When our campaign launched in 2018, the company scored poorly on our Supermarket Scorecard, which assesses global supermarkets across four themes: Workers’ rights, Small-scale Farmers, Supply chain transparency, and Gender equality.

While these new HRDD commitments are very significant, we encourage Kroger to go further. We would like to see Kroger become one of the world’s leading food retailers that fundamentally shifts its business model to deliver fair share of income to workers and farmers, and actively engage with governments, trade unions, workers’ representatives, and industry peers to protect labor and human rights.

Oxfam will continue to focus on Kroger and other major supermarkets’ commitments towards ending human rights violations in supply chains. We strongly urge other major US retailers–Walmart, Amazon, Costco, and Albertsons Companies-- to follow Kroger’s significant first steps and then go further.

Now more than ever

During the pandemic, supermarkets have played a major part in our daily lives, one of the few “essential” services that kept open to keep us fed and safe during the lockdown.

However, the pandemic also revealed the vulnerability of our global food supply chains–especially the impact on the often-invisible frontline workforce who produce the food. Oxfam has highlighted the fragile state of supply chain workers and farmers before. In 2013, the Behind the Brands campaign was launched to influence the sourcing policies of the world’s ten biggest food and beverage companies.
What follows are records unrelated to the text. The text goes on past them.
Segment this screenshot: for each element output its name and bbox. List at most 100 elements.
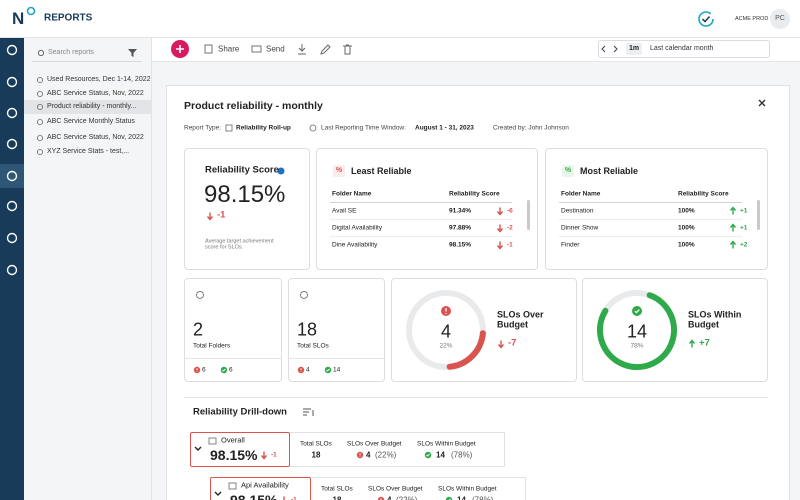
close-icon[interactable]	[758, 99, 766, 107]
nav-active	[0, 164, 24, 188]
drill-name: Api Availability	[241, 480, 289, 490]
report-item[interactable]: Product reliability - monthly...	[47, 102, 137, 110]
header-rule	[559, 202, 742, 203]
card-title: Least Reliable	[351, 165, 412, 176]
gauge-value: 4	[440, 321, 452, 342]
app-title: REPORTS	[44, 12, 93, 24]
folder-icon	[196, 291, 204, 299]
drill-delta: -1	[291, 496, 297, 500]
logo: N	[12, 9, 25, 29]
good-count: 6	[229, 366, 233, 374]
report-item[interactable]: XYZ Service Stats - test,...	[47, 147, 130, 155]
col-value: 18	[332, 495, 342, 500]
folder-icon	[208, 437, 217, 445]
good-count: 14	[333, 366, 341, 374]
folder-delta: -6	[507, 207, 513, 215]
folder-name: Finder	[561, 241, 580, 249]
score-card card	[184, 148, 310, 270]
folder-name: Digital Availability	[332, 224, 383, 232]
folder-delta: -1	[507, 241, 513, 249]
column-header: Reliability Score	[678, 190, 729, 198]
status-check	[701, 15, 711, 23]
sort-icon	[303, 408, 314, 416]
nav-icon[interactable]	[6, 200, 18, 212]
count-rule	[288, 358, 385, 359]
count-label: Total Folders	[193, 342, 231, 350]
nav-bar	[0, 38, 24, 500]
arrow-up	[729, 206, 737, 215]
card-title: Reliability Score	[205, 164, 279, 176]
send-button[interactable]: Send	[266, 44, 285, 54]
slo-icon	[300, 291, 308, 299]
gauge-title: SLOs Within Budget	[688, 309, 742, 330]
drill-row[interactable]	[190, 432, 290, 467]
nav-icon[interactable]	[6, 44, 18, 56]
most-icon: %	[564, 166, 572, 174]
report-item[interactable]: Used Resources, Dec 1-14, 2022	[47, 75, 151, 83]
report-icon	[36, 103, 44, 111]
drill-score: 98.15%	[230, 491, 278, 500]
nav-icon[interactable]	[6, 232, 18, 244]
within-card	[582, 278, 768, 382]
col-value: 4	[387, 495, 392, 500]
most-icon-box	[562, 165, 574, 177]
count-value: 2	[193, 319, 204, 340]
nav-icon[interactable]	[6, 170, 18, 182]
gauge-percent: 22%	[439, 342, 453, 350]
bad-count: 4	[306, 366, 310, 374]
col-pct: (22%)	[396, 495, 418, 500]
time-icon	[309, 124, 317, 132]
gauge-value: 14	[626, 321, 648, 342]
check	[326, 368, 330, 372]
gauge-arc	[406, 290, 486, 370]
report-item[interactable]: ABC Service Monthly Status	[47, 117, 135, 125]
drill-columns	[290, 432, 505, 467]
avatar[interactable]	[770, 9, 790, 29]
share-button[interactable]: Share	[218, 44, 240, 54]
col-pct: (78%)	[451, 450, 473, 460]
header	[0, 0, 800, 38]
chevron	[194, 446, 202, 451]
filter-icon	[128, 49, 137, 57]
scrollbar	[527, 200, 530, 230]
nav-icon[interactable]	[6, 107, 18, 119]
folder-score: 97.88%	[449, 224, 472, 232]
nav-icon[interactable]	[6, 76, 18, 88]
gauge-track	[406, 290, 486, 370]
arrow-down	[260, 451, 268, 460]
gauge-percent: 78%	[630, 342, 644, 350]
gauge-badge	[632, 306, 642, 316]
report-item[interactable]: ABC Service Status, Nov, 2022	[47, 89, 144, 97]
report-item[interactable]: ABC Service Status, Nov, 2022	[47, 133, 144, 141]
status-icon	[698, 11, 714, 27]
download-icon	[298, 44, 306, 55]
arrow-up	[688, 339, 696, 348]
avatar-initials[interactable]: PC	[775, 14, 785, 22]
nav-icon[interactable]	[6, 264, 18, 276]
count-value: 18	[297, 319, 318, 340]
least-icon-box	[333, 165, 345, 177]
edit-icon	[320, 44, 331, 55]
least-icon: %	[335, 166, 343, 174]
col-label: SLOs Over Budget	[347, 440, 402, 448]
nav-icon[interactable]	[6, 138, 18, 150]
gauge-delta: -7	[508, 337, 517, 349]
meta-label: Last Reporting Time Window:	[321, 124, 406, 132]
drill-score: 98.15%	[210, 446, 258, 463]
search-box[interactable]	[32, 45, 142, 62]
range-chip	[626, 43, 642, 55]
send-icon	[251, 45, 262, 53]
check	[634, 309, 640, 314]
score-note: Average target achievement score for SLO…	[205, 238, 274, 251]
folder-score: 98.15%	[449, 241, 472, 249]
gauge-title: SLOs Over Budget	[497, 309, 544, 330]
section-rule	[184, 397, 768, 398]
reports-panel	[24, 38, 152, 500]
check	[222, 368, 226, 372]
section-title: Reliability Drill-down	[193, 406, 287, 418]
meta-value: August 1 - 31, 2023	[415, 124, 474, 132]
chevron	[214, 491, 222, 496]
col-label: SLOs Within Budget	[417, 440, 476, 448]
drill-delta: -1	[271, 451, 277, 459]
least-card	[316, 148, 538, 270]
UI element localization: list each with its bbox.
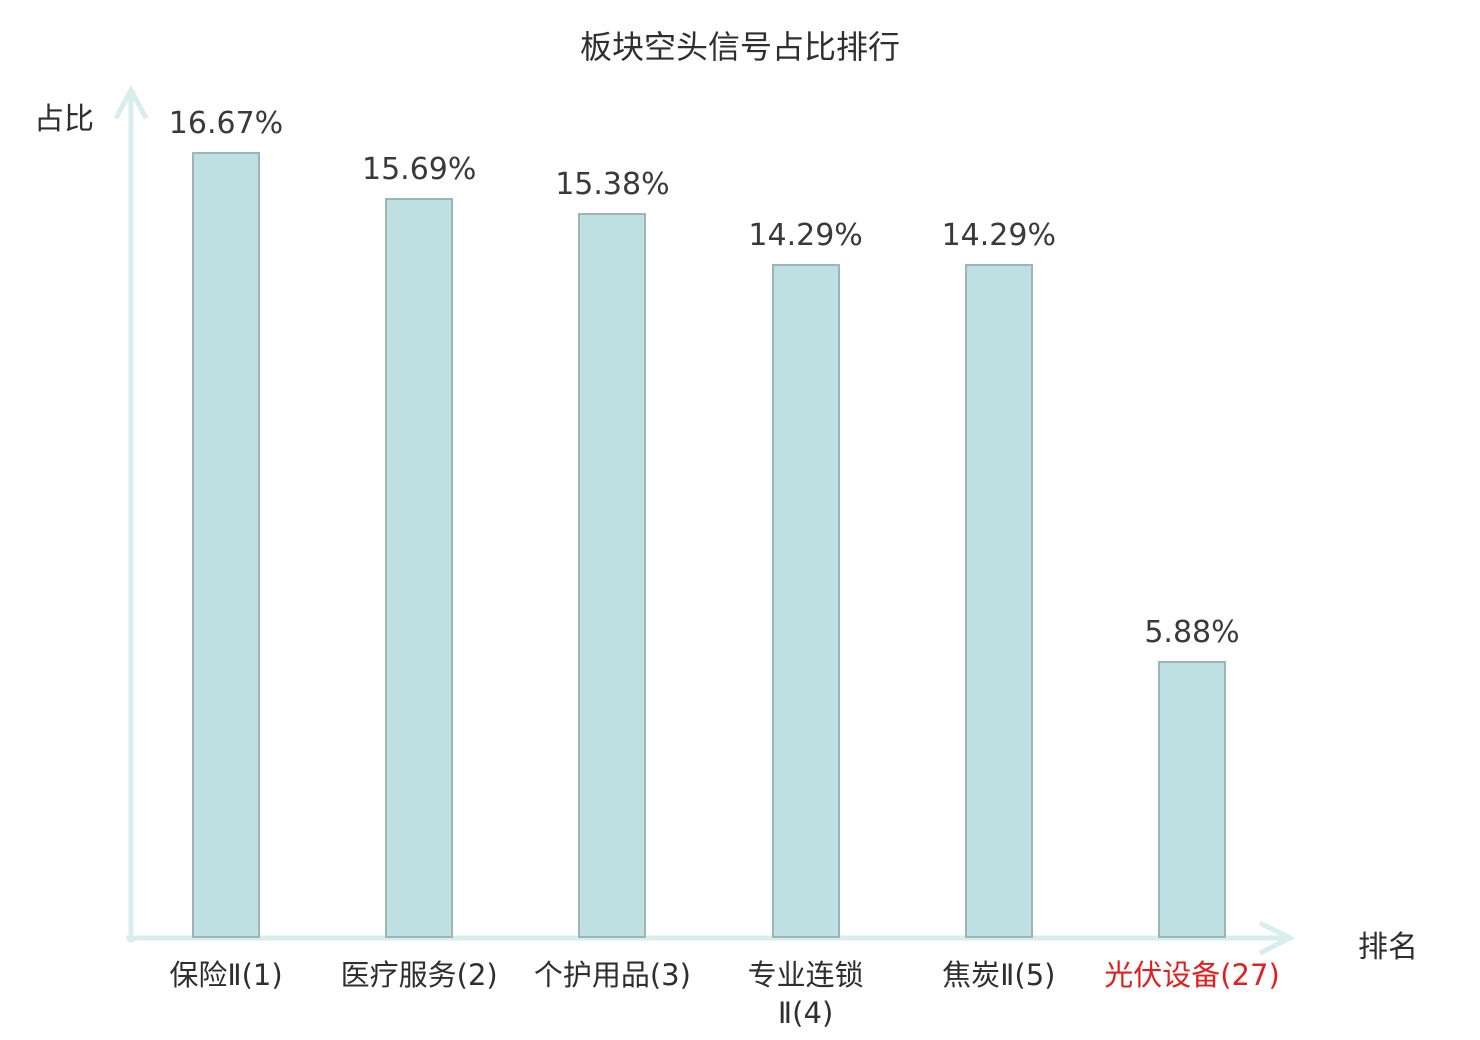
bar bbox=[578, 212, 647, 938]
x-tick-label: 保险Ⅱ(1) bbox=[169, 958, 283, 992]
x-tick-label: 医疗服务(2) bbox=[340, 958, 498, 992]
y-axis-arrow-icon bbox=[113, 84, 149, 120]
x-tick-label: 光伏设备(27) bbox=[1104, 958, 1280, 992]
bar bbox=[1158, 660, 1226, 938]
bar-value-label: 15.38% bbox=[555, 166, 670, 202]
bar bbox=[385, 198, 454, 938]
chart-title: 板块空头信号占比排行 bbox=[579, 28, 900, 66]
bar-value-label: 5.88% bbox=[1144, 614, 1240, 650]
bar bbox=[964, 264, 1033, 938]
y-axis-title: 占比 bbox=[34, 102, 94, 137]
x-tick-label: 焦炭Ⅱ(5) bbox=[942, 958, 1056, 992]
x-tick-label: 个护用品(3) bbox=[533, 958, 691, 992]
bar-value-label: 14.29% bbox=[748, 218, 863, 254]
bar-value-label: 14.29% bbox=[941, 218, 1056, 254]
bar bbox=[771, 264, 840, 938]
bar-value-label: 16.67% bbox=[168, 106, 284, 141]
x-axis-arrow-icon bbox=[1258, 920, 1296, 956]
x-tick-label: 专业连锁 Ⅱ(4) bbox=[747, 958, 864, 1030]
bar bbox=[192, 152, 260, 938]
bar-value-label: 15.69% bbox=[361, 152, 477, 188]
x-axis-title: 排名 bbox=[1358, 930, 1418, 965]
In 2018, we launched Behind the Barcodes.

Let’s be clear: the critical issues we raised have now intensified because of COVID-19. Inequality and human suffering have deepened, as the global economy is being hit by the worst recession since World War II. Workers’ income has fallen, and women have found it tougher to continue working full-time while filling care responsibilities for their families.

While the situation is far from over in developing countries, sales have been surging for global supermarkets. So they can and must use their profits and power to end human misery in their global supply chains.

The pandemic has been a bleak year for almost everyone in one way or another–but it also provides a once-in-a-generation opportunity for the world’s most powerful supermarkets to radically shift their focus to achieve more resilient, inclusive, and fair global food systems. Because at the end, none of us wants human suffering in the food we buy.